Imagine that a man walks into one of the world's most sumptuous brothels.  His reward was to have a sexual encounter with every available woman in the brothel.  He enters a room filled with seven of the most desirable women he has ever seen.  One has jet black hair, is nearly six feet tall and has a full and firm ass.  Two is smaller with short black hair and a wicked twinkle in here eye.  Three is central Asian looking, small perfectly formed breasts.  Four is from south east Asia, an imperturbable and fiercely independent soul.  Five is from central Europe, innocently cheeky.  Six is from the Caribbean  tall and rangy.  He knows that he will fuck them all.  He picks number one, goes with her, comes back, picks number three this time.  Repeats until he is done.  This is a permutation.  A single permutation.  How many ways could he have chosen?  The answer is 6!, which   is 720.  He could have had 720 chronologically different sexual experiences.

Imagine you are him.  Imagine his decision moments.  His first decision was to pick the tall jet black haired girl.  This was a so-called free choice.  A choice of one in six.  Immediately start imagining a total of six parallel worlds.  In each world, he started with one or another of the six girls.  OK.  Focus on his reality again.  In the real world, he now has to chose which one of the five remaining girls to fuck.  Now, in each of the 6 parallel worlds, he'll similarly need to make a 1 in 5 choice.  So for each and every one of the 6 imagined worlds, a further multiplication of 5 occurs.  There are now 6 times  5 or thirty worlds which capture all the possibilities he has to chose from.  Repeat and you will find 720 different worlds.  In making his particular ordering choice,  he in essence picked one of 720 different worlds.

Without knowing the man, his sexual preferences, etc, if we had to guess his selection we could imagine each of the 720 worlds was equally likely to be chosen.  That is, you might say that the likelihood of choosing the fucking order of <tall-dark then short dark then central Asian then SE Asian then central European and finally Caribbean> was $\frac{1}{6!}$.

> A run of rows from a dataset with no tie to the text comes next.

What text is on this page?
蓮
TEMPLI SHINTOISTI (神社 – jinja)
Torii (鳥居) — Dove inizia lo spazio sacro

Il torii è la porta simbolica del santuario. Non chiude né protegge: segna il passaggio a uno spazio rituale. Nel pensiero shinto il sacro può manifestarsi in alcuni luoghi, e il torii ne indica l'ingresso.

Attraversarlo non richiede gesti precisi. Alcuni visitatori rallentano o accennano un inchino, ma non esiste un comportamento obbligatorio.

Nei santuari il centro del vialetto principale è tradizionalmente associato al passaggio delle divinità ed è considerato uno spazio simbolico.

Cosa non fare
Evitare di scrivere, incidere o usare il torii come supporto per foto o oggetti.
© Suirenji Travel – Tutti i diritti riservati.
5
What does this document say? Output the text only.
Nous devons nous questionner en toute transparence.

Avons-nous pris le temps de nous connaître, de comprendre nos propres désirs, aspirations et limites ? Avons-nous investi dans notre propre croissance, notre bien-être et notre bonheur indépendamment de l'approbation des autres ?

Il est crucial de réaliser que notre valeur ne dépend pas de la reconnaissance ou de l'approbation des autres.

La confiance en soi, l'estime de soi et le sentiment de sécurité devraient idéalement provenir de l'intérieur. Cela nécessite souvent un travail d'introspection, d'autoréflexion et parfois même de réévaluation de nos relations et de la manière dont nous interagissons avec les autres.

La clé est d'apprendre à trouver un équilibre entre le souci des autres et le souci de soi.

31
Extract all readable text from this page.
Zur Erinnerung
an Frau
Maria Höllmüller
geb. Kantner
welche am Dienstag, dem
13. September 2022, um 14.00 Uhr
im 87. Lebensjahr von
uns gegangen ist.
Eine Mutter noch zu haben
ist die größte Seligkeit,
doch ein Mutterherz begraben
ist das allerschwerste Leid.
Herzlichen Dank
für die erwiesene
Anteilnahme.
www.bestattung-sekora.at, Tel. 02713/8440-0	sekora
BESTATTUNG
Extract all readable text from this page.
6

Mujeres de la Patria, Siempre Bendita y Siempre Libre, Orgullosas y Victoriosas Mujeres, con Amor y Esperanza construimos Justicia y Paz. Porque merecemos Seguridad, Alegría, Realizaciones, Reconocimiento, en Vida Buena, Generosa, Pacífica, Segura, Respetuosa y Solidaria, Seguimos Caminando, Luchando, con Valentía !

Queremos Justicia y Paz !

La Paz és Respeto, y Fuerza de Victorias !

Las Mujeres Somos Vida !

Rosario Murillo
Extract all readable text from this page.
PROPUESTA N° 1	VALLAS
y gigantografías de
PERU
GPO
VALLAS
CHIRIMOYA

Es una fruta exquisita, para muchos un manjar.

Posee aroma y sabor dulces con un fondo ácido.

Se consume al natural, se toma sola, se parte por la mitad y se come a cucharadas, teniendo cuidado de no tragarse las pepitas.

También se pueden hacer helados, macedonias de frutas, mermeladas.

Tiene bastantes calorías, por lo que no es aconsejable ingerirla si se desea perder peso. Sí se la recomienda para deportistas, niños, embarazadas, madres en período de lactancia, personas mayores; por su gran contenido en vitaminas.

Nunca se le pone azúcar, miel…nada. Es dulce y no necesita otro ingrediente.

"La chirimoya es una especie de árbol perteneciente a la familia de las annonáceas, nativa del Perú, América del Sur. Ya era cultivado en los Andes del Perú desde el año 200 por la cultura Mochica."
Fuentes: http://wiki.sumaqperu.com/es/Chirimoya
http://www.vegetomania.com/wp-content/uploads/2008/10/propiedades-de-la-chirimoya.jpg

Insofar as every object is uniquely distinguishable from every other object, then this idea of permutations is quite core to the most basic choosing activity - their ordering.  Visually you can see this as lining them up in a particular way, touching them in a particular, order, placing them sequentially on a particular chronology.

Imagine you got to know that some kind of selection process has 1,000,000 different distinct possibilities, the final result being a collection of 6 uniquely distinguishable objects.  Well, if you didn't actually care about the ordering your set of possibilities would be reduced down to $\frac{1000000}{6!}$.  Imagine you needed to pick 6 women to come on a journey with you.  Someone informs you that the selection process imposed on you allowed you to pick a particular order-important set of 6 women with equal chances $\frac{1}{1000000}$.  But you know that it doesn't matter to you what order they got picked.  They're coming with you all the same.  In this case, you'd divide your million possibilities by 6!.  Thus $\frac{6!}{1000000}$ is the likelihood of picking those 6 women (or indeed any 6 women).  Here you're using the permutation formula to make order irrelevant.  By knowing the set of choices implied in a strict ordering, you can use that knowledge to throw away the importance of ordering.

Klamp chose the word 'factorial' because it sounded more French than its rivals.